EDITION: Octobre - Décembre 2011

HÉRITAGES ET TESTAMENTS

Texto: Anja Sämann-Gutschick y Armin Gutschick















Quand quelqu’un achête un bien immobilier à Ibiza, il pense rarement à faire un testament. Cependant, la présence des dernières volontés autorisées par un notaire peut éviter des litiges entre les héritiers.


Dans les successions héréditaires l’on doit se poser la question de quel est l’ordre juridique qui détermine les héritiers. Le droit international espagnol établit que, pour les étrangers, est appliqué l’ordre légal de leur pays d‘origine. Par exemple, si la personne est allemande, la succession sera faite selon le droit allemand. Cependant, il existe aussi des ordres légaux qui permettent d’éxécuter les droits du pays où se trouve la propriété, et ainsi, finalement en Espagne on applique les lois espagnoles.


La question sur quelle législation nous correspond ne se pose pas seulement pour les étrangers, mais aussi pour les citoyens espagnols, car il existe des rêgles différentes suivant les Autonomies et, de plus, des coutumes selon les régions. Donc, la réponse à la question de qui héritera sera différente pour un madrilène que pour un ibicenco, les Baléares ayant leur propre loi de succession et d‘impôts à payer sur celle-ci.

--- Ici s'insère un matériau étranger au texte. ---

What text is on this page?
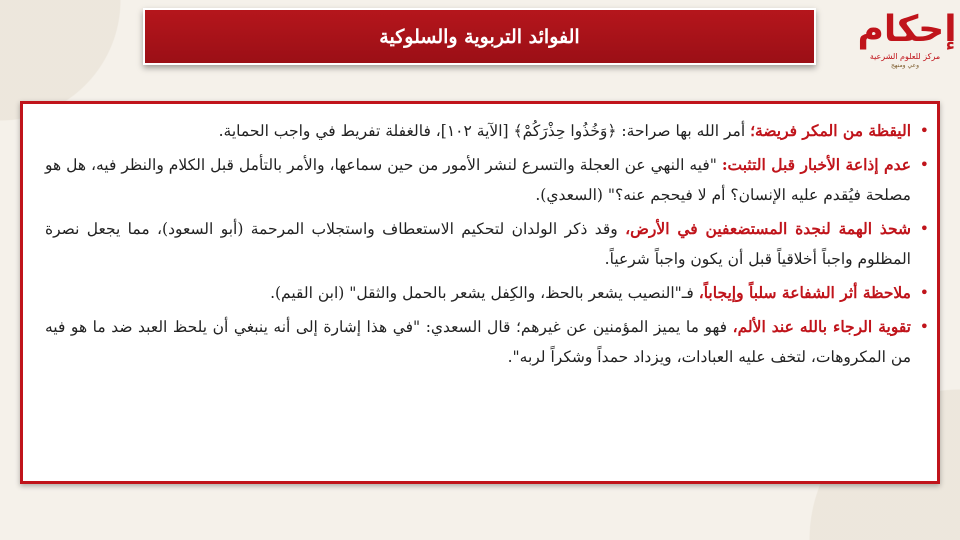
الفوائد التربوية والسلوكية	إحكام
مركز للعلوم الشرعية
وعي ومنهج
•
اليقظة من المكر فريضة؛ أمر الله بها صراحة: ﴿وَخُذُوا حِذْرَكُمْ﴾ [الآية ١٠٢]، فالغفلة تفريط في واجب الحماية.
•
عدم إذاعة الأخبار قبل التثبت: "فيه النهي عن العجلة والتسرع لنشر الأمور من حين سماعها، والأمر بالتأمل قبل الكلام والنظر فيه، هل هو مصلحة فيُقدم عليه الإنسان؟ أم لا فيحجم عنه؟" (السعدي).
•
شحذ الهمة لنجدة المستضعفين في الأرض، وقد ذكر الولدان لتحكيم الاستعطاف واستجلاب المرحمة (أبو السعود)، مما يجعل نصرة المظلوم واجباً أخلاقياً قبل أن يكون واجباً شرعياً.
•
ملاحظة أثر الشفاعة سلباً وإيجاباً، فـ"النصيب يشعر بالحظ، والكِفل يشعر بالحمل والثقل" (ابن القيم).
•
تقوية الرجاء بالله عند الألم، فهو ما يميز المؤمنين عن غيرهم؛ قال السعدي: "في هذا إشارة إلى أنه ينبغي أن يلحظ العبد ضد ما هو فيه من المكروهات، لتخف عليه العبادات، ويزداد حمداً وشكراً لربه".
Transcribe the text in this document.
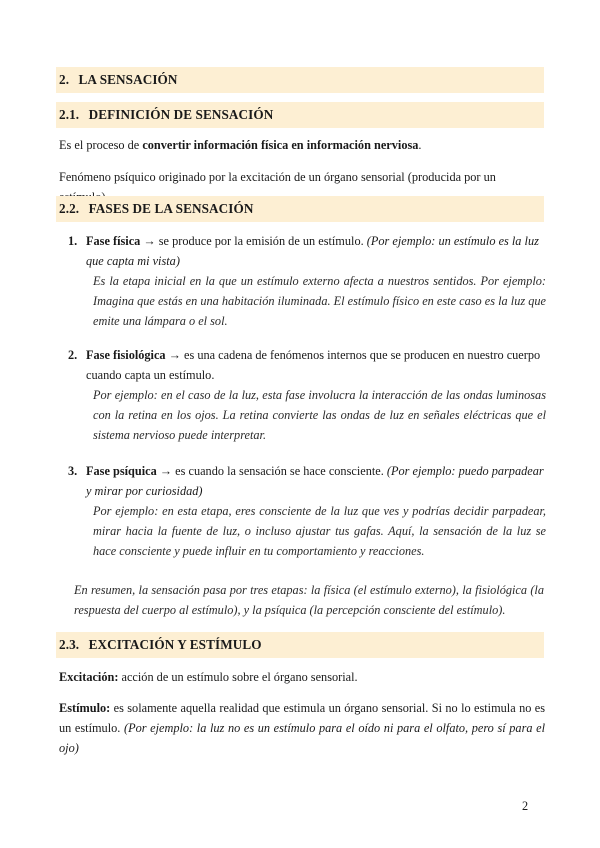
2. LA SENSACIÓN
2.1. DEFINICIÓN DE SENSACIÓN
Es el proceso de convertir información física en información nerviosa.
Fenómeno psíquico originado por la excitación de un órgano sensorial (producida por un
2.2. FASES DE LA SENSACIÓN
1. Fase física → se produce por la emisión de un estímulo. (Por ejemplo: un estímulo es la luz que capta mi vista)
Es la etapa inicial en la que un estímulo externo afecta a nuestros sentidos. Por ejemplo: Imagina que estás en una habitación iluminada. El estímulo físico en este caso es la luz que emite una lámpara o el sol.
2. Fase fisiológica → es una cadena de fenómenos internos que se producen en nuestro cuerpo cuando capta un estímulo.
Por ejemplo: en el caso de la luz, esta fase involucra la interacción de las ondas luminosas con la retina en los ojos. La retina convierte las ondas de luz en señales eléctricas que el sistema nervioso puede interpretar.
3. Fase psíquica → es cuando la sensación se hace consciente. (Por ejemplo: puedo parpadear y mirar por curiosidad)
Por ejemplo: en esta etapa, eres consciente de la luz que ves y podrías decidir parpadear, mirar hacia la fuente de luz, o incluso ajustar tus gafas. Aquí, la sensación de la luz se hace consciente y puede influir en tu comportamiento y reacciones.
En resumen, la sensación pasa por tres etapas: la física (el estímulo externo), la fisiológica (la respuesta del cuerpo al estímulo), y la psíquica (la percepción consciente del estímulo).
2.3. EXCITACIÓN Y ESTÍMULO
Excitación: acción de un estímulo sobre el órgano sensorial.
Estímulo: es solamente aquella realidad que estimula un órgano sensorial. Si no lo estimula no es un estímulo. (Por ejemplo: la luz no es un estímulo para el oído ni para el olfato, pero sí para el ojo)
2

En l’absence de testament valide du défunt, on pratiquera la succession légale, appelée aussi instestat, ainsi, si la personne en cause ne serait pas d’accord avec les droits prévus par la loi, elle devrait faire un testament. Grâce à ce document, le testateur peut disposer, dans les limites fixées par la loi appliquée, qui seront ses héritiers, encore que, en rêgle générale, il ne peut pas priver ses héritiers réservataires de la réserve légale.


Ni les espagnols ni les étrangers propriétaires en Espagne ne sont obligés à faire un testament dans ce pays. Malgré tout, il est recommandé aux propriétaires étrangers qu’ils expriment leurs dernières volontés devant un notaire en Espagne, pour que la transmission des titres de propriété aux héritiers rencontre moins d’obstacles de bureaucratie. En Espagne, les testaments sont notifiés par le notaire autorisé au Registre Central des Dernières Volontés dont le siège est à Madrid. Ainsi est assuré que le testament valide soit le dernier qui ait été remis par la personne en cause.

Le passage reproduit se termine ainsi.